Likewise, the possibility for setting up genetic databases and doing research with them, appears to make us all responsible for participating in such research. It may become a moral failure not to do so, because obviously it is for the common good. It is interesting to consider how such new responsibilities relate to other, more traditional moral considerations. Take, for example, the right not to know, which Chadwick also mentions. This right has just been established in discussions about genetics testing, but at the same time we can already see the limits of this right emerging. For as long as there is no proper cure for a genetic disease, we believe we have a right not to know whether we are suffering from it or not. However, once cure or treatment becomes available, or once changes in life style can be shown to affect the outcomes of a genetic disease or a genetic predisposition, the right not to know becomes doubtful. For example, someone who has a genetically determined susceptibility to develop lung cancer for smoking, such a person may be even more responsible than the average person to prevent risks and stop smoking. Does such a person still have a right ‘not to know’? In light of recent discussions about individual responsibility for the consequences of unhealthy behaviour, the right not to know may be under severe pressure in such cases.

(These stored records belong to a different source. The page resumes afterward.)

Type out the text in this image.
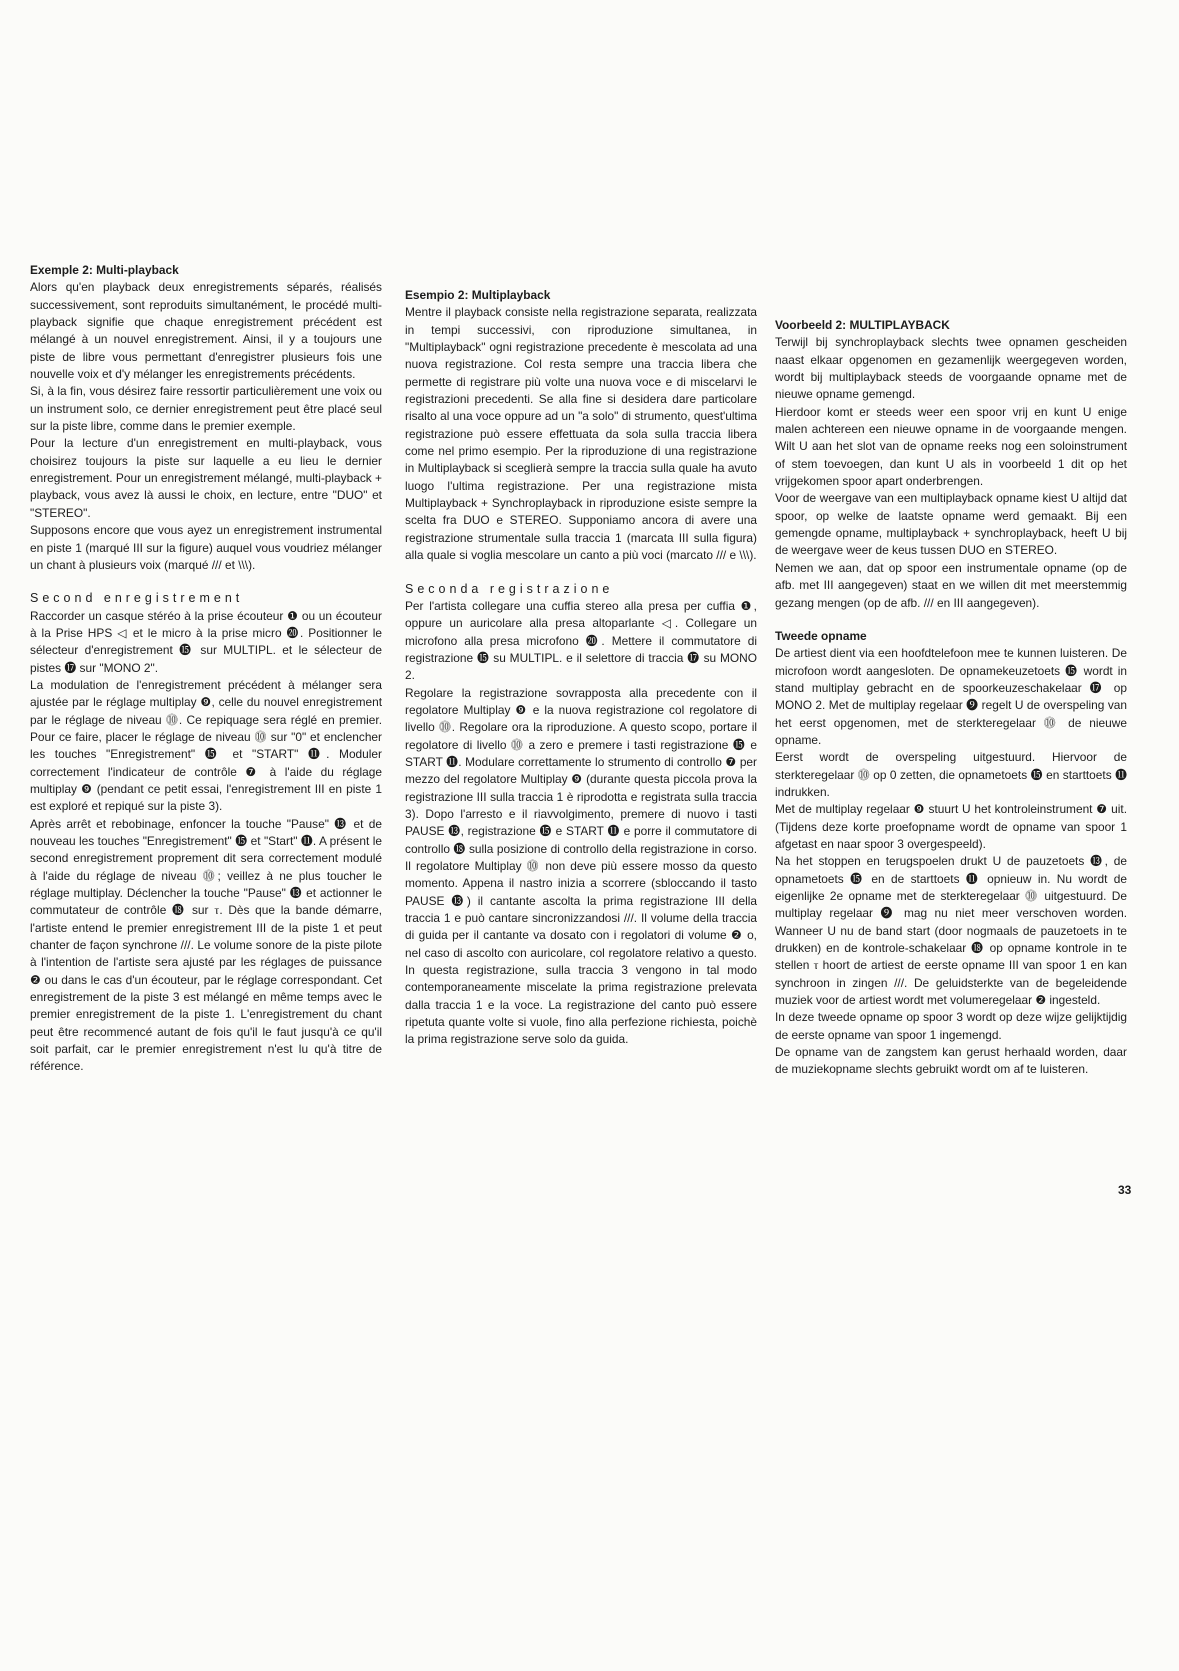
Exemple 2: Multi-playback

Alors qu'en playback deux enregistrements séparés, réalisés successivement, sont reproduits simultanément, le procédé multi-playback signifie que chaque enregistrement précédent est mélangé à un nouvel enregistrement. Ainsi, il y a toujours une piste de libre vous permettant d'enregistrer plusieurs fois une nouvelle voix et d'y mélanger les enregistrements précédents.

Si, à la fin, vous désirez faire ressortir particulièrement une voix ou un instrument solo, ce dernier enregistrement peut être placé seul sur la piste libre, comme dans le premier exemple.

Pour la lecture d'un enregistrement en multi-playback, vous choisirez toujours la piste sur laquelle a eu lieu le dernier enregistrement. Pour un enregistrement mélangé, multi-playback + playback, vous avez là aussi le choix, en lecture, entre "DUO" et "STEREO".

Supposons encore que vous ayez un enregistrement instrumental en piste 1 (marqué III sur la figure) auquel vous voudriez mélanger un chant à plusieurs voix (marqué /// et \\\).

Second enregistrement

Raccorder un casque stéréo à la prise écouteur ❶ ou un écouteur à la Prise HPS ◁ et le micro à la prise micro ⓴. Positionner le sélecteur d'enregistrement ⓯ sur MULTIPL. et le sélecteur de pistes ⓱ sur "MONO 2".

La modulation de l'enregistrement précédent à mélanger sera ajustée par le réglage multiplay ❾, celle du nouvel enregistrement par le réglage de niveau ⓾. Ce repiquage sera réglé en premier. Pour ce faire, placer le réglage de niveau ⓾ sur "0" et enclencher les touches "Enregistrement" ⓯ et "START" ⓫. Moduler correctement l'indicateur de contrôle ❼ à l'aide du réglage multiplay ❾ (pendant ce petit essai, l'enregistrement III en piste 1 est exploré et repiqué sur la piste 3).

Après arrêt et rebobinage, enfoncer la touche "Pause" ⓭ et de nouveau les touches "Enregistrement" ⓯ et "Start" ⓫. A présent le second enregistrement proprement dit sera correctement modulé à l'aide du réglage de niveau ⓾; veillez à ne plus toucher le réglage multiplay. Déclencher la touche "Pause" ⓭ et actionner le commutateur de contrôle ⓲ sur ⲧ. Dès que la bande démarre, l'artiste entend le premier enregistrement III de la piste 1 et peut chanter de façon synchrone ///. Le volume sonore de la piste pilote à l'intention de l'artiste sera ajusté par les réglages de puissance ❷ ou dans le cas d'un écouteur, par le réglage correspondant. Cet enregistrement de la piste 3 est mélangé en même temps avec le premier enregistrement de la piste 1. L'enregistrement du chant peut être recommencé autant de fois qu'il le faut jusqu'à ce qu'il soit parfait, car le premier enregistrement n'est lu qu'à titre de référence.

Esempio 2: Multiplayback

Mentre il playback consiste nella registrazione separata, realizzata in tempi successivi, con riproduzione simultanea, in "Multiplayback" ogni registrazione precedente è mescolata ad una nuova registrazione. Col resta sempre una traccia libera che permette di registrare più volte una nuova voce e di miscelarvi le registrazioni precedenti. Se alla fine si desidera dare particolare risalto al una voce oppure ad un "a solo" di strumento, quest'ultima registrazione può essere effettuata da sola sulla traccia libera come nel primo esempio. Per la riproduzione di una registrazione in Multiplayback si sceglierà sempre la traccia sulla quale ha avuto luogo l'ultima registrazione. Per una registrazione mista Multiplayback + Synchroplayback in riproduzione esiste sempre la scelta fra DUO e STEREO. Supponiamo ancora di avere una registrazione strumentale sulla traccia 1 (marcata III sulla figura) alla quale si voglia mescolare un canto a più voci (marcato /// e \\\).

Seconda registrazione

Per l'artista collegare una cuffia stereo alla presa per cuffia ❶, oppure un auricolare alla presa altoparlante ◁. Collegare un microfono alla presa microfono ⓴. Mettere il commutatore di registrazione ⓯ su MULTIPL. e il selettore di traccia ⓱ su MONO 2.

Regolare la registrazione sovrapposta alla precedente con il regolatore Multiplay ❾ e la nuova registrazione col regolatore di livello ⓾. Regolare ora la riproduzione. A questo scopo, portare il regolatore di livello ⓾ a zero e premere i tasti registrazione ⓯ e START ⓫. Modulare correttamente lo strumento di controllo ❼ per mezzo del regolatore Multiplay ❾ (durante questa piccola prova la registrazione III sulla traccia 1 è riprodotta e registrata sulla traccia 3). Dopo l'arresto e il riavvolgimento, premere di nuovo i tasti PAUSE ⓭, registrazione ⓯ e START ⓫ e porre il commutatore di controllo ⓲ sulla posizione di controllo della registrazione in corso. Il regolatore Multiplay ⓾ non deve più essere mosso da questo momento. Appena il nastro inizia a scorrere (sbloccando il tasto PAUSE ⓭) il cantante ascolta la prima registrazione III della traccia 1 e può cantare sincronizzandosi ///. Il volume della traccia di guida per il cantante va dosato con i regolatori di volume ❷ o, nel caso di ascolto con auricolare, col regolatore relativo a questo. In questa registrazione, sulla traccia 3 vengono in tal modo contemporaneamente miscelate la prima registrazione prelevata dalla traccia 1 e la voce. La registrazione del canto può essere ripetuta quante volte si vuole, fino alla perfezione richiesta, poichè la prima registrazione serve solo da guida.

Voorbeeld 2: MULTIPLAYBACK

Terwijl bij synchroplayback slechts twee opnamen gescheiden naast elkaar opgenomen en gezamenlijk weergegeven worden, wordt bij multiplayback steeds de voorgaande opname met de nieuwe opname gemengd.

Hierdoor komt er steeds weer een spoor vrij en kunt U enige malen achtereen een nieuwe opname in de voorgaande mengen. Wilt U aan het slot van de opname reeks nog een soloinstrument of stem toevoegen, dan kunt U als in voorbeeld 1 dit op het vrijgekomen spoor apart onderbrengen.

Voor de weergave van een multiplayback opname kiest U altijd dat spoor, op welke de laatste opname werd gemaakt. Bij een gemengde opname, multiplayback + synchroplayback, heeft U bij de weergave weer de keus tussen DUO en STEREO.

Nemen we aan, dat op spoor een instrumentale opname (op de afb. met III aangegeven) staat en we willen dit met meerstemmig gezang mengen (op de afb. /// en III aangegeven).

Tweede opname

De artiest dient via een hoofdtelefoon mee te kunnen luisteren. De microfoon wordt aangesloten. De opnamekeuzetoets ⓯ wordt in stand multiplay gebracht en de spoorkeuzeschakelaar ⓱ op MONO 2. Met de multiplay regelaar ❾ regelt U de overspeling van het eerst opgenomen, met de sterkteregelaar ⓾ de nieuwe opname.

Eerst wordt de overspeling uitgestuurd. Hiervoor de sterkteregelaar ⓾ op 0 zetten, die opnametoets ⓯ en starttoets ⓫ indrukken.

Met de multiplay regelaar ❾ stuurt U het kontroleinstrument ❼ uit. (Tijdens deze korte proefopname wordt de opname van spoor 1 afgetast en naar spoor 3 overgespeeld).

Na het stoppen en terugspoelen drukt U de pauzetoets ⓭, de opnametoets ⓯ en de starttoets ⓫ opnieuw in. Nu wordt de eigenlijke 2e opname met de sterkteregelaar ⓾ uitgestuurd. De multiplay regelaar ❾ mag nu niet meer verschoven worden. Wanneer U nu de band start (door nogmaals de pauzetoets in te drukken) en de kontrole-schakelaar ⓲ op opname kontrole in te stellen ⲧ hoort de artiest de eerste opname III van spoor 1 en kan synchroon in zingen ///. De geluidsterkte van de begeleidende muziek voor de artiest wordt met volumeregelaar ❷ ingesteld.

In deze tweede opname op spoor 3 wordt op deze wijze gelijktijdig de eerste opname van spoor 1 ingemengd.

De opname van de zangstem kan gerust herhaald worden, daar de muziekopname slechts gebruikt wordt om af te luisteren.

33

Another point about shifts in responsibilities is that in the discussion about technology and responsibilities, it is sometimes depicted as if technology is throwing these new responsibilities upon us. Like it is something that technology does – giving us responsibilities, instead of something we do ourselves – assuming new responsibilities. In the paper of Ruth Chadwick, I think it is very interesting to see that she is actually working hard to develop a new moral framework, to create new moral norms, and new responsibilities, with regard to participating in genetic database research. By introducing notions such as equity and solidarity here, she is actively changing the moral frameworks. This is clearly one of here goals of her paper. I think this shows that ‘technology’ is not in some mysterious way creating new norms or new responsibilities all by itself. We – as humans but especially as ethicists – are actively working to adapt our moral notions to our technological developments. So, new responsibilities are not created by new technologies as such, but also by so ourselves, by our choices and argumentations. And I think technology ethics is actually about developing new moral notions along with developments in technology.
Finally, I would like to finish my comments with one more question to Ruth Chadwick, which is actually a bit of a worry.
Chadwick calls for more public influence in genomics research and introduces the idea of developing a form of ‘community consent’. My question is: does this mean that these should be regarded as alternatives to the common practice of individual informed consent?
I will explain myself by borrowing the terms of Hirschman, exit and voice: it seems fine to me to give people more voice, especially on the institutional and policy level, in determining how genetic research should be conducted, under what guarantees of privacy, for what purposes and for which not etc. More public participation and ‘voice’ would also be desirable for regular medical research, by the way. But this does not in my mind mean that this could be a complete substitute for individual consent in every case. I think that on the individual level the possibility of ‘exit’ should be left open.
So is there still a place for individual consent to participation in genomics research, or should this be replaced completely by other mechanisms?